Mas não. O que se ouve são pessoas por aí dizendo, com caretas de vômito, que quem elegeu Dilma foram as empregadas domésticas e os porteiros, e também os nordestinos. Essas pessoas, que em geral nem tão ricas são, falam de tais eleitores como se fossem seres degenerados. Quer dizer, qualquer que seja o estopim, olha aí o monstro saindo da gangorra rico/pobre para surfar no preconceito social e no racismo endêmicos. Isso não tem nada a ver com o PT. Nem com o PSDB.
Ouvi uma menina de oito anos dizer que Dilma deu dinheiro aos pobres e “ferrou” os ricos, que o certo é dar dinheiro também aos endinheirados, pois “todos são seres humanos”.
Não parece. Imagino o tipo de asneira que esse pai (que afagou os cabelos da filha como quem recompensa um cão) anda incutindo na cabeça da pobrezinha.
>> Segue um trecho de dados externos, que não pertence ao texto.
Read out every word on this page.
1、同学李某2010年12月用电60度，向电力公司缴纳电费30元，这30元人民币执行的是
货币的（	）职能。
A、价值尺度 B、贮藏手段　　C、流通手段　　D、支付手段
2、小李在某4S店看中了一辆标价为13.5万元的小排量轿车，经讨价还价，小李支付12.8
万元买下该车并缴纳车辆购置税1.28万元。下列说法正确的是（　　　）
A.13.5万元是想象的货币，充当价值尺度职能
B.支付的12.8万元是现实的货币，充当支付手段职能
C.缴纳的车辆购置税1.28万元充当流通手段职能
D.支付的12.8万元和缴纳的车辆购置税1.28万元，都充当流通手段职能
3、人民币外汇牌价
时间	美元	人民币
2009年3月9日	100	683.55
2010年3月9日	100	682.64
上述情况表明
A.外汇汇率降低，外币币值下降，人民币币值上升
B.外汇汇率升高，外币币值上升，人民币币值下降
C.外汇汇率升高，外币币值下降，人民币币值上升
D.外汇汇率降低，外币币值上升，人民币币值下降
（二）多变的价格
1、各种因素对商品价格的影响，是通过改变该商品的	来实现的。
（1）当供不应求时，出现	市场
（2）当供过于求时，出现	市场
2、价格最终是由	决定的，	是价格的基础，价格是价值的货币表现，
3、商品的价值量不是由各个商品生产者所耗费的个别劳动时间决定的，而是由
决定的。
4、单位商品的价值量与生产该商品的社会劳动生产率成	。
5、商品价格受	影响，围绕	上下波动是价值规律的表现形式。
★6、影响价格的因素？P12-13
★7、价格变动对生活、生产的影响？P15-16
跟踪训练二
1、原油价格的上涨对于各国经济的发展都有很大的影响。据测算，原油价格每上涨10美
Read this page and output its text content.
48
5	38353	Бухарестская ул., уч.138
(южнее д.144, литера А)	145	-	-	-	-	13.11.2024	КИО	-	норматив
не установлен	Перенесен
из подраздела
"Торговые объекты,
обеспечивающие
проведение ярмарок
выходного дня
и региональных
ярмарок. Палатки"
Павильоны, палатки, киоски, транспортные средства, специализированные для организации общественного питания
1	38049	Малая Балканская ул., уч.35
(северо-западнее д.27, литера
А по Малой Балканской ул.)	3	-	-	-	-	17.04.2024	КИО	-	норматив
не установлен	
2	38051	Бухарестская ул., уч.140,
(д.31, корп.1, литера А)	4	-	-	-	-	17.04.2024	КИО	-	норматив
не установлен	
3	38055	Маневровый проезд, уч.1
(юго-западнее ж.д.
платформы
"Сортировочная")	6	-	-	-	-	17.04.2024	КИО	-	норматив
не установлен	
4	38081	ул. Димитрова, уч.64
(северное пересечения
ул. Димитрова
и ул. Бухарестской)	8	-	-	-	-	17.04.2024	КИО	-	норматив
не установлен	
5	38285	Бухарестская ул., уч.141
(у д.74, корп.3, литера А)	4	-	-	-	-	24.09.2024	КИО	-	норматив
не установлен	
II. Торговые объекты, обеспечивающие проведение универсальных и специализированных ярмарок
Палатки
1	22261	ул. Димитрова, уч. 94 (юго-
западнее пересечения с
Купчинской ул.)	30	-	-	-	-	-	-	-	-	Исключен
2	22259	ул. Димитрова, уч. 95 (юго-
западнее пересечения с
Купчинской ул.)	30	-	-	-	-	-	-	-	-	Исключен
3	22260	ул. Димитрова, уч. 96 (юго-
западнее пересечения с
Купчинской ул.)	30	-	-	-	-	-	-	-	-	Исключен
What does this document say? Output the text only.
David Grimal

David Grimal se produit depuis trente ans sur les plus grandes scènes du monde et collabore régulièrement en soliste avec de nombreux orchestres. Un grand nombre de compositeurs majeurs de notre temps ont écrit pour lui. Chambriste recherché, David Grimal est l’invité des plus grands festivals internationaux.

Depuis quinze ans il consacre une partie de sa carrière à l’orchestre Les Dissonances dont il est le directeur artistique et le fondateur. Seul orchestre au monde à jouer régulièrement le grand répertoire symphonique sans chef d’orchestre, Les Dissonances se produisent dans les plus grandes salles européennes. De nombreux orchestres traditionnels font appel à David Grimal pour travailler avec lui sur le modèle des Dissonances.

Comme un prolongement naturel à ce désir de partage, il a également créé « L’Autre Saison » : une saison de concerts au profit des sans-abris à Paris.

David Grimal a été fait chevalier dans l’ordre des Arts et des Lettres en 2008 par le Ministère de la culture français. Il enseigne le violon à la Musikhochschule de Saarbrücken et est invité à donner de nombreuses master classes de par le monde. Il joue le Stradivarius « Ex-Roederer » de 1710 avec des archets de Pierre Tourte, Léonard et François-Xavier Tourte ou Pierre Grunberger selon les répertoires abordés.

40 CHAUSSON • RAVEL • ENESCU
Mal sabe ela que os ricos, os banqueiros, as grandes fortunas, foram protegidos pelos governos do PT, ainda que tenha havido um grau razoável de distribuição de renda (o que, pelo jeito, é crime hediondo de esquerda). Mal supõe a menina que Lula nem de esquerda é. Que há pobres que votaram em Aécio e liberais que financiaram Dilma. Se Dilma é má gestora, isso é outra história. Mas para que relativizar, se os rótulos estão aí, tampões para toda sorte de hemorragia?